Rare but serious side-effects of note of Imipramine

  • Children and adolescents who use antidepressants like Imipramine may develop self-injurious or suicidal behaviors (for more information, see here).
  • Seizures
  • QTc prolongation, which can lead to serious heart arrhythmias
  • Heart attack and stroke
  • Acute angle glaucoma
  • Paralytic ileus
  • Liver failure
  • Bone marrow depression

Imipramine discontinuation syndrome

Individuals who suddenly stop using Imipramine after taking the medication at moderate or high doses over a significant period of time are at risk of developing a discontinuation syndrome, which can include the following symptoms: dizziness, electric shock-like sensations, sweating, nausea, insomnia, tremor, anxiety, restlessness, agitation, depressed mood, irritability, confusion, lethargy, and vertigo. These symptoms usually start anywhere from one day to one week after the medication was stopped, and can persists for days or even weeks.

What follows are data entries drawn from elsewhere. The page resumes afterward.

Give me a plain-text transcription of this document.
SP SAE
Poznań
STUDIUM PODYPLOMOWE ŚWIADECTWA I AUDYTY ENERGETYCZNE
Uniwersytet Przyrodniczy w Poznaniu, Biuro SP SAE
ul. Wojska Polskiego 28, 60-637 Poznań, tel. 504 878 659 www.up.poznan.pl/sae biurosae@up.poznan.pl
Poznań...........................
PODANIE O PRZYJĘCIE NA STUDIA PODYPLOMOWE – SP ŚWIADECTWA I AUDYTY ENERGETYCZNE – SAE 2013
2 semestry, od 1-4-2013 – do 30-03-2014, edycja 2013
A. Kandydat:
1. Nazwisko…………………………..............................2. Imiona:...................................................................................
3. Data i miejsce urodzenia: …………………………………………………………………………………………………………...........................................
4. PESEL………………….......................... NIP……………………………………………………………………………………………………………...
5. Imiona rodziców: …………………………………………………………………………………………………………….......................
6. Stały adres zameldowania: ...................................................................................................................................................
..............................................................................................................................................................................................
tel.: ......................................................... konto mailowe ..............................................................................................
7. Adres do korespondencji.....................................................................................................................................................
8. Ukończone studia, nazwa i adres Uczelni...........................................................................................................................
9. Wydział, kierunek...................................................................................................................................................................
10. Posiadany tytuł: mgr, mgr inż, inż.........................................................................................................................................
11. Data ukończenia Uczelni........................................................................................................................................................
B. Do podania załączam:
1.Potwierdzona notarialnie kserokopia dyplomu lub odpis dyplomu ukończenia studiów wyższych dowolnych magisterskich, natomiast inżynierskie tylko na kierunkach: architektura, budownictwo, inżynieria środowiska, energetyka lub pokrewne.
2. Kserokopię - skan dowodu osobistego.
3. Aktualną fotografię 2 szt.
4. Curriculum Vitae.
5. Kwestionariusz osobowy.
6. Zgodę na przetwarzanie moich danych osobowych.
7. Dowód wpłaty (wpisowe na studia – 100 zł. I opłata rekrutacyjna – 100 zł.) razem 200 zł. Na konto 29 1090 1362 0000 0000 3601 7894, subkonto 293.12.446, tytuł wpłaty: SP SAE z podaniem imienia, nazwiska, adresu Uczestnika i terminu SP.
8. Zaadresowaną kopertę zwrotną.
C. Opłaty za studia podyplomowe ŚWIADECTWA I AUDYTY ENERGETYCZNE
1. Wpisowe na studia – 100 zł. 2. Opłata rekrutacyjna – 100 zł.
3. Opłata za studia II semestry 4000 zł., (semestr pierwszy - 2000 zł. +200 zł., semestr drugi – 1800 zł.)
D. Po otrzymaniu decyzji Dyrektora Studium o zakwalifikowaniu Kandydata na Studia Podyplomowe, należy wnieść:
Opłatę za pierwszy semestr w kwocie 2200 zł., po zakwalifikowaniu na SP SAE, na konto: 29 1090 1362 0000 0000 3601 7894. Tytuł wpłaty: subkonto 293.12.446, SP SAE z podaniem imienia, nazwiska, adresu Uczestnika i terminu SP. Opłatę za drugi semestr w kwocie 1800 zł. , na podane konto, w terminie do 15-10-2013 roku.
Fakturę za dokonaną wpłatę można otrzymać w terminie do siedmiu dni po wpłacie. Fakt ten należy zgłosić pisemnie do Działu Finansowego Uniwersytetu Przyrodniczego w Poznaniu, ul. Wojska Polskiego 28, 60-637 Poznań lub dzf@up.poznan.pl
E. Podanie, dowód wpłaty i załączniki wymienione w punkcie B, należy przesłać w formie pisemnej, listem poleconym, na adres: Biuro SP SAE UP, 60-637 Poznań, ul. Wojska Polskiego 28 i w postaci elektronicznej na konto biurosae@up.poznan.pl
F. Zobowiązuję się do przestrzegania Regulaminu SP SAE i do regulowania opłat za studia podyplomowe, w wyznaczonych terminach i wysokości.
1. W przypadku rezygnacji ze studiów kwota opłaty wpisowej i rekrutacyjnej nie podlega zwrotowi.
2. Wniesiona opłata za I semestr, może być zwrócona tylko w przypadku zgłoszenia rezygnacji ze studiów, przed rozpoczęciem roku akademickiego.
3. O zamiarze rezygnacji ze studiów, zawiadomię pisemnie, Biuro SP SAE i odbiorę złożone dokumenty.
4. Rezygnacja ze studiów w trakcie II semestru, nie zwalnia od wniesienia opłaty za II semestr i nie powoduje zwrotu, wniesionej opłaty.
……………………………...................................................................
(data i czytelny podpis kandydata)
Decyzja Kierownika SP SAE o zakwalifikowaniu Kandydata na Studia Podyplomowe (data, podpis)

This syndrome can be treated by restarting the medication at its prior dose. It can be prevented by decreasing the dose gradually over a period of 6-8 weeks when wanting to stop the medication. In rare cases, individuals may experience the discontinuation syndrome even when the medication is being tapered gradually; in such cases, an extremely slow and gradual taper will be necessary.

Imipramine overdose

Convulsions, heart arrhythmias, severe hypotension, CNS depression, coma. Death may occur.

Imipramine and pregnancy

Category D: human studies have shown evidence of risk to fetus. For further information, see the section on treating Depression in pregnancy.

Medical Monitoring for Imipramine

Monitor blood counts (CBC with differential), body mass index; blood sugars (in patients with diabetes), electrocardiogram, and liver function tests as needed.

Drug Interactions with Imipramine

  • Combining Imipramine with other anticholinergic drugs can increase the risk of paralytic ileus or hyperthermia.
  • Combining Imipramine with Pimozide, Thioridazine, selected antiarrhythmics, Moxifloxacin and Sparfloxacin can increase the risk of life-threatening cardiac arrhythmias resulting from QTc prolongation.
  • Imipramine blood concentrations can be decreased by Carbamazepine.
  • Imipramine blood concentrations can be increased by Bupropion, Cimetidine, Duloxetine, Fluoxetine, Fluvoxamine, Haloperidol, Paroxetine.
  • Imipramine should not be used during or within 14 days following the administration of an MAOI, because a hypertensive crisis may result.